Bones: Outdated legislation is causing real people real problems

The Chartered Institute of Legal Executives (CILEx) has called for a permanent law change after the Land Registry began accepting copies of lasting powers of attorney (PoAs) certified by CILEx lawyers.

The Power of Attorney Act 1971 only allows solicitors and notaries public to certify copies, but the Land Registry has said it will accept them from CILEx lawyers for the duration of the Covid-19 pandemic.

The chartered institute said the law should be amended across the board.

CILEx has long maintained that there is no reason for the distinction, and a survey of members practising in wills and probate showed that it caused them a problem an average of 10 times a month.

The research also found that it had a negative effect on law firms’ quality of service – 75% said it caused delays – client satisfaction and fees.

One respondent said: “My clients do not understand why I cannot offer this service myself.
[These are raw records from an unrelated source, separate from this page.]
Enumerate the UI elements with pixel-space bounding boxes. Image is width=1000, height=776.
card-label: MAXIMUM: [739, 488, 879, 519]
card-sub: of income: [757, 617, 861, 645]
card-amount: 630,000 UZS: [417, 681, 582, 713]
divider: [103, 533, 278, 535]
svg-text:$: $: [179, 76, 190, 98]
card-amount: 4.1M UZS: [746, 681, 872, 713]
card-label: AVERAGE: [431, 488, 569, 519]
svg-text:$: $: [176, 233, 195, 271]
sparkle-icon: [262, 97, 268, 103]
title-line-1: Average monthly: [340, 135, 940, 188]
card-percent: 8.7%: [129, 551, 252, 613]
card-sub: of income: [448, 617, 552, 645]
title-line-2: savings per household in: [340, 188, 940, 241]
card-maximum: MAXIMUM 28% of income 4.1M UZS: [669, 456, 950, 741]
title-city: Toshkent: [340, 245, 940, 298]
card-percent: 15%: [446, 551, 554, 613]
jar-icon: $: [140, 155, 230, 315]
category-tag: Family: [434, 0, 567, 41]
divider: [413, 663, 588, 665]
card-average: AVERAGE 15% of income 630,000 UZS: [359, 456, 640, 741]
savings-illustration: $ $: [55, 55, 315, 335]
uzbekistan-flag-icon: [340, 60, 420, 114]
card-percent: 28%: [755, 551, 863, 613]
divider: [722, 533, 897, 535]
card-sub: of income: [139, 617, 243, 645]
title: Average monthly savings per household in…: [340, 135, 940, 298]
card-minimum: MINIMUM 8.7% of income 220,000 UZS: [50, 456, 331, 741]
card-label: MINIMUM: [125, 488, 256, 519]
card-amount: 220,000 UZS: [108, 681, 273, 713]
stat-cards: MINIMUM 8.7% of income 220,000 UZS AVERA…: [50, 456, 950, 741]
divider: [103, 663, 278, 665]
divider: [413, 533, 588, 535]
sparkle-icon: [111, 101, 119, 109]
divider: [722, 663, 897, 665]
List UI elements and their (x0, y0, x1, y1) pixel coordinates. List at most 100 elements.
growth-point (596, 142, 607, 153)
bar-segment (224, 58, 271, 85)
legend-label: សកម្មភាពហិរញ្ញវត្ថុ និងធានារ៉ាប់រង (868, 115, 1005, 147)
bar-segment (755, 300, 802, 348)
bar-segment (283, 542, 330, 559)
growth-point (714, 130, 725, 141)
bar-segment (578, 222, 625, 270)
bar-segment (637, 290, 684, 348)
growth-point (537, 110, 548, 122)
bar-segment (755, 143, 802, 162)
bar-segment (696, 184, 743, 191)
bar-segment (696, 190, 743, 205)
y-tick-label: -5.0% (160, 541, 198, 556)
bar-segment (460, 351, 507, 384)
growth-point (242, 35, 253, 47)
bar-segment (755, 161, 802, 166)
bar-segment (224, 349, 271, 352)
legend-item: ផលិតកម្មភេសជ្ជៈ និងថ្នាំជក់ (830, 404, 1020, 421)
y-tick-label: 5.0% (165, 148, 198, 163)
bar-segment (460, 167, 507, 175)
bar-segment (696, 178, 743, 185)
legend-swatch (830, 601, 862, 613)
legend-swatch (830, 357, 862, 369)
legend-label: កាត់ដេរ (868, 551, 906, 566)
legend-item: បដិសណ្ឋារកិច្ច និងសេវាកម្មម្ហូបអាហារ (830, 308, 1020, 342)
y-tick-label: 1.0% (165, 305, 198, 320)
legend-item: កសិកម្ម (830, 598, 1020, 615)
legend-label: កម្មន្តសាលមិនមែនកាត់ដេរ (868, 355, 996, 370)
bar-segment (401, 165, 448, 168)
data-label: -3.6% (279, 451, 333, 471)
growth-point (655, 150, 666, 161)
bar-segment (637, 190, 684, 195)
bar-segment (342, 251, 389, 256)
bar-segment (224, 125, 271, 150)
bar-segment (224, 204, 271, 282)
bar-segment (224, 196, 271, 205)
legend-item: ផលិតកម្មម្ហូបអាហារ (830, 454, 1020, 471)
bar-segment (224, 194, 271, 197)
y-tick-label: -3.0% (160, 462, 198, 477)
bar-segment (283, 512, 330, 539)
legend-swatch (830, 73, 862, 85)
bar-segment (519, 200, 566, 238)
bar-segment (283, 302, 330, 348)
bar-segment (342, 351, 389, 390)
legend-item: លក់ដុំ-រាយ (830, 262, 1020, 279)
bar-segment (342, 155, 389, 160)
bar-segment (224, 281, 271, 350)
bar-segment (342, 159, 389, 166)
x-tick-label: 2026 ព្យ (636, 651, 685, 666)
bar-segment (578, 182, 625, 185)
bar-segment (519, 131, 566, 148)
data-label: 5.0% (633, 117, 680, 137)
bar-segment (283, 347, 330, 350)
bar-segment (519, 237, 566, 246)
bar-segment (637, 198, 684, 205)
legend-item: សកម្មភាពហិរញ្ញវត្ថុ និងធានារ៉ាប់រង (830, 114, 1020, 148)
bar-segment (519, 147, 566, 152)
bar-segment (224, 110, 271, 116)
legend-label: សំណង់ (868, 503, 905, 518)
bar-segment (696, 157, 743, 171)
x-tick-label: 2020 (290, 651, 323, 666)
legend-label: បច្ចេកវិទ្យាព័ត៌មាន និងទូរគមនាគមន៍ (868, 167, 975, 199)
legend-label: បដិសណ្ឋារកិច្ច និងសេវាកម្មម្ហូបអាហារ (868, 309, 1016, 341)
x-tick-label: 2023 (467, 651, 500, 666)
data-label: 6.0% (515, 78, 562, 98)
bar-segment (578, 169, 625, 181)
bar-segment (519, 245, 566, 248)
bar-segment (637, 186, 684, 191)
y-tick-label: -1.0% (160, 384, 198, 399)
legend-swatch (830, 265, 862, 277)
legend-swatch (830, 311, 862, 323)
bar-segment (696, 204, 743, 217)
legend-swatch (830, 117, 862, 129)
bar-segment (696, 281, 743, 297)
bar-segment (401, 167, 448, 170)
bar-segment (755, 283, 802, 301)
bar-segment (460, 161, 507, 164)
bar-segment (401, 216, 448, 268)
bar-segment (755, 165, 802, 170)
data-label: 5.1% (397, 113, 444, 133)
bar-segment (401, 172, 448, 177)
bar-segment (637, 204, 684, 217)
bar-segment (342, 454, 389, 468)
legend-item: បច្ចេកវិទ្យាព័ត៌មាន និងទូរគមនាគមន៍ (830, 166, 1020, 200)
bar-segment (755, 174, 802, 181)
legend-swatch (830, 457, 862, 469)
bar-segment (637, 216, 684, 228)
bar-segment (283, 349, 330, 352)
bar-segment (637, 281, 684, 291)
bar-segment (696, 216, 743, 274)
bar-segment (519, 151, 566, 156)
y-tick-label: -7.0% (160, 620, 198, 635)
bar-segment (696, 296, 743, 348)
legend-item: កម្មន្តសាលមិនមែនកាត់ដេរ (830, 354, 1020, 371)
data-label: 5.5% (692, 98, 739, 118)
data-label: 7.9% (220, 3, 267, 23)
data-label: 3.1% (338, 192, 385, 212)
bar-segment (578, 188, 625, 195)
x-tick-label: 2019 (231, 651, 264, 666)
If I am qualified to act as a certificate provider and also to prepare the lasting power of attorney, then why am I not able to certify that a document is a true copy of an original document that I have already prepared?”

Another observed: “We can now become partners of law firms, have rights of audience in the courts, become judges, swear oaths as a commissioner for oaths, but we cannot certify a lasting power of attorney as a true copy of a page of the original document?”

Several respondents reported how it could be difficult to find a solicitor willing and able to certify copies in a timely manner, depending on where they worked. One explained how the PoA had to be sent to another office of the firm, meaning a delay of up to a week.

CILEx chair Chris Bones said: “We strongly welcome the Land Registry’s move and hope it will become permanent. It is showing justified confidence in the competence and qualifications of CILEx Lawyers and we urge the government to take measures to make this a permanent arrangement.

“Modernising practice in this way helps ensure affordable and timely access to legal services, particularly for the more than one million people especially susceptible to Covid-19.

“Our research shows how this outdated legislation is causing real people real problems, in an environment where concerns are already accentuated by the current pandemic.

“Removing such an illogical constraint to release more than 3,000 CILEx lawyers to meet the needs of vulnerable people can only be a good thing and we urge other areas of government and the justice system to follow the Land Registry’s example.”